Adani Ports has began a buyback programme of sure debt securities

New Delhi:

The buyback of debt securities by Adani Ports and Particular Financial Zone has eased refinancing danger and the corporate can have “ample liquidity” over the subsequent 12 months, based on S&P World Rankings.

Adani Ports, an organization of the Adani Group, yesterday introduced it has began a buyback programme of sure debt securities to partially prepay near-term loans due in 2024.

Following the announcement, the US dollar-denominated bonds issued by Adani Ports rose on Monday.

“Adani Ports and Particular Financial Zone can have ample liquidity over the subsequent 12 months and can stay versatile with capex (capital expenditure),” S&P World Rankings mentioned in a press release.

“The bond tender ought to cut back Adani Ports’s debt forward of the maturity of its $650 million 3.375 per cent senior unsecured notes in July 2024,” the scores company mentioned.

S&P mentioned it expects Adani Ports to have adequate money steadiness to repay the notes.

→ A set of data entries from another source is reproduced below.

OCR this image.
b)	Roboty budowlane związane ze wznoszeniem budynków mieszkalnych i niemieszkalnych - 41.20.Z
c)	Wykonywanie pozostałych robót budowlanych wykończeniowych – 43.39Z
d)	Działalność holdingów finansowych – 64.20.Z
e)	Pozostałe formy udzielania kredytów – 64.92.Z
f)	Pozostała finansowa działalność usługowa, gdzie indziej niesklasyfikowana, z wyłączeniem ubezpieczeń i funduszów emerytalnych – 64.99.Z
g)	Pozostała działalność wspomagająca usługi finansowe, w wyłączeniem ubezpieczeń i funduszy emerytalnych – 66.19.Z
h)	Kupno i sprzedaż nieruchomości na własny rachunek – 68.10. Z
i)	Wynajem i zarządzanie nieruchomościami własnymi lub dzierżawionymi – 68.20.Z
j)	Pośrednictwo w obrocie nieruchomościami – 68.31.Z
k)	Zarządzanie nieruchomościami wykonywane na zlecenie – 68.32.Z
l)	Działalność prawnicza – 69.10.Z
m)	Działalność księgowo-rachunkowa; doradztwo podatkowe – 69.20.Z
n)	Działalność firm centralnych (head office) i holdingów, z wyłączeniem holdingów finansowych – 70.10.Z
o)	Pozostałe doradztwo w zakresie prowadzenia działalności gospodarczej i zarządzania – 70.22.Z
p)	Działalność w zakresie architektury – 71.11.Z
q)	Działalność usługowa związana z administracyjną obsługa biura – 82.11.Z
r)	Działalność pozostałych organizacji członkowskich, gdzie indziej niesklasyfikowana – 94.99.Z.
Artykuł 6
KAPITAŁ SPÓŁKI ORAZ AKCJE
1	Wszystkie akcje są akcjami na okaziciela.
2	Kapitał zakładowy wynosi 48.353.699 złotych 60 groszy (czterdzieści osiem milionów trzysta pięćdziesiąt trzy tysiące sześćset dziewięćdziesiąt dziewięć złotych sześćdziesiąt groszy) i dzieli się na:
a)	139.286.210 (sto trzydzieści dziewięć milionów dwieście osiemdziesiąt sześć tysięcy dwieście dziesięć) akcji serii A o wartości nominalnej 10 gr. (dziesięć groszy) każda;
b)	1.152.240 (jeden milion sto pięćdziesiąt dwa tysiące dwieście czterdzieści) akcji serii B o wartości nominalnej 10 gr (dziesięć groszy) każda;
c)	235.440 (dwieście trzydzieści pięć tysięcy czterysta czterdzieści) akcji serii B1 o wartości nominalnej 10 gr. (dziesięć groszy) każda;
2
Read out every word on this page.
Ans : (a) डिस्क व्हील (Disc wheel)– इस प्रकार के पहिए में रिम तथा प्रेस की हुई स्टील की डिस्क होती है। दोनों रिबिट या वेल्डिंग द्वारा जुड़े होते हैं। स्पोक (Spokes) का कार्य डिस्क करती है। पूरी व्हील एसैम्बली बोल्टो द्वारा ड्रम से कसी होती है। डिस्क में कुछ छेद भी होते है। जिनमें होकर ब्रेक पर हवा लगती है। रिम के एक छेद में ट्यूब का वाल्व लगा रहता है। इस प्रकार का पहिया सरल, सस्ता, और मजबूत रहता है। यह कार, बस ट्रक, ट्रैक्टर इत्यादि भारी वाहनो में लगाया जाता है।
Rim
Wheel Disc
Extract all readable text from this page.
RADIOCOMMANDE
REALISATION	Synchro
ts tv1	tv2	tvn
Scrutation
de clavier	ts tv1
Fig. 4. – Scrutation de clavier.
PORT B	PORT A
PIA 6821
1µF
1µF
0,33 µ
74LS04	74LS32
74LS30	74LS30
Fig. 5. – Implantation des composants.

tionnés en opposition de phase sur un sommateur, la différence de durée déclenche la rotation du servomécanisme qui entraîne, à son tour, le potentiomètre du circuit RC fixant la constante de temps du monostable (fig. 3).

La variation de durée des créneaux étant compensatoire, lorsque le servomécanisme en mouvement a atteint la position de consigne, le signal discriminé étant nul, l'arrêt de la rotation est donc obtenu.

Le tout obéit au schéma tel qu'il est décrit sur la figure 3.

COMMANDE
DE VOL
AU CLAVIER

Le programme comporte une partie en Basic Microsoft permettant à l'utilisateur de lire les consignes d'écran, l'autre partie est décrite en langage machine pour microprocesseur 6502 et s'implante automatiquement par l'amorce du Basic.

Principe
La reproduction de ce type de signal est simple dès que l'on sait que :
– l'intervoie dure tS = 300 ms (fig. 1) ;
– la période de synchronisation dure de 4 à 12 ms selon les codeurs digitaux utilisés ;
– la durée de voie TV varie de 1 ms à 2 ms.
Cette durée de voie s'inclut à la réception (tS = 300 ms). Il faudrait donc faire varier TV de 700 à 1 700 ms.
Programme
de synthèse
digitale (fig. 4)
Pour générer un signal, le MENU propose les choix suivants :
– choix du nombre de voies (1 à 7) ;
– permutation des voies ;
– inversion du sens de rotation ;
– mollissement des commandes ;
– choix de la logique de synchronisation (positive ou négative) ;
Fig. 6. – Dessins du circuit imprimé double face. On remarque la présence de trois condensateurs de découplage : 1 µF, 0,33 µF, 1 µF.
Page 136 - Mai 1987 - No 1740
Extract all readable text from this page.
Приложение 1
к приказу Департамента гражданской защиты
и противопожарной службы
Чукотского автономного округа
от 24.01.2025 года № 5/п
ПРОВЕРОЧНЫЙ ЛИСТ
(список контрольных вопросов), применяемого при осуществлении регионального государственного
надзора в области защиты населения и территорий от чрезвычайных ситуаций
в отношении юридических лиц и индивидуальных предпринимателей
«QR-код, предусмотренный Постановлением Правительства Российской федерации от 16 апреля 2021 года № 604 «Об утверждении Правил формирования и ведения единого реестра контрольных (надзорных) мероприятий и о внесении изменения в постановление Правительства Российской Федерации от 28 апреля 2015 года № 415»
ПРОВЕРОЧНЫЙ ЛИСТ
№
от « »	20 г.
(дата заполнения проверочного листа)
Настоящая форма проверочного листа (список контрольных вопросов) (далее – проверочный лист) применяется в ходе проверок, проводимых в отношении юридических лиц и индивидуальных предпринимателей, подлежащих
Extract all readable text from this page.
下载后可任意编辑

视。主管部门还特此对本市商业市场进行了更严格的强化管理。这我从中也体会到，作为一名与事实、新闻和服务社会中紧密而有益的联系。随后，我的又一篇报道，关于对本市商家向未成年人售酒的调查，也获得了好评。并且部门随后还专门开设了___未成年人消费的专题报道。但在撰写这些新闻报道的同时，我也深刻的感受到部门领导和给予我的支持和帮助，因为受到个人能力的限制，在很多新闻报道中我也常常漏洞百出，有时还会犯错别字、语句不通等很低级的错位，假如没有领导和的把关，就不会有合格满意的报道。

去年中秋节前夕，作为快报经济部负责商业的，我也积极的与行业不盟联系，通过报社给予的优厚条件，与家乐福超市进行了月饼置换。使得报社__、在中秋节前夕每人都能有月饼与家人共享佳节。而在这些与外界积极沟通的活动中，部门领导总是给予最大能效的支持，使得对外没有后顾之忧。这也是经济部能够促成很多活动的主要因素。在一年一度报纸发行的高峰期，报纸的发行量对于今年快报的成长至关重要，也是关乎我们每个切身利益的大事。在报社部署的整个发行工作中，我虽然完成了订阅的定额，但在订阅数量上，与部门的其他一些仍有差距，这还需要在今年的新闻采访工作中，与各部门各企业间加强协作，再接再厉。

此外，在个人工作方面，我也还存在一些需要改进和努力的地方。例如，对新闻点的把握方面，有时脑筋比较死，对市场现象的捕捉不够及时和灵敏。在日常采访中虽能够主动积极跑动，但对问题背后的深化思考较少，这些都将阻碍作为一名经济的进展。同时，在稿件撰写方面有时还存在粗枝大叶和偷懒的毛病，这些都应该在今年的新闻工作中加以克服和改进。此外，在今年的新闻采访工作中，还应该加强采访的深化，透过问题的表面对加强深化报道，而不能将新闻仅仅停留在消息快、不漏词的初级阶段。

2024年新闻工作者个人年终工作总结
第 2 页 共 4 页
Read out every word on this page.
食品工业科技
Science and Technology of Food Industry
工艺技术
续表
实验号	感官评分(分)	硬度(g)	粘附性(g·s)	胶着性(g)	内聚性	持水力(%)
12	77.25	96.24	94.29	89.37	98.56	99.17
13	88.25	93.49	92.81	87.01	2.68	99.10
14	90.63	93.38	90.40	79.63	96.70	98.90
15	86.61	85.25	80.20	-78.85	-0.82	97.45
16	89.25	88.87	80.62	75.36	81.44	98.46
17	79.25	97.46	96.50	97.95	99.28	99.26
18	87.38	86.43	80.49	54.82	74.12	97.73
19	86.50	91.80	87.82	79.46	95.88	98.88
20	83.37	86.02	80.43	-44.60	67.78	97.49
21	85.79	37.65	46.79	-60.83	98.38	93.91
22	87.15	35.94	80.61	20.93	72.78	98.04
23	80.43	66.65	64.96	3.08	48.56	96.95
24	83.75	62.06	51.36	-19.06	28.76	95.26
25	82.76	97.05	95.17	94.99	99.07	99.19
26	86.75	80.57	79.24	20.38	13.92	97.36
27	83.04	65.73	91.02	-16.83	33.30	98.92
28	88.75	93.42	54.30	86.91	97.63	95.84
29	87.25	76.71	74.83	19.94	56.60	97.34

Adani Ports in an change submitting mentioned it has floated a young of as much as $130 million in excellent debt, because it tries to spice up investor confidence after the group’s shares had been pummelled earlier this 12 months by a US quick vendor’s report.

The Adani Group has denied all allegations by Hindenburg Analysis as “nothing however a lie” and a “calculated assault” on India, its establishments and progress story.

Shares and bonds of Adani Group have regained some misplaced floor over the previous month or so after it repaid some debt and attracted a $1.9 billion funding from boutique funding agency GQG Companions.

(Disclaimer: New Delhi Tv is a subsidiary of AMG Media Networks Restricted, an Adani Group Firm.)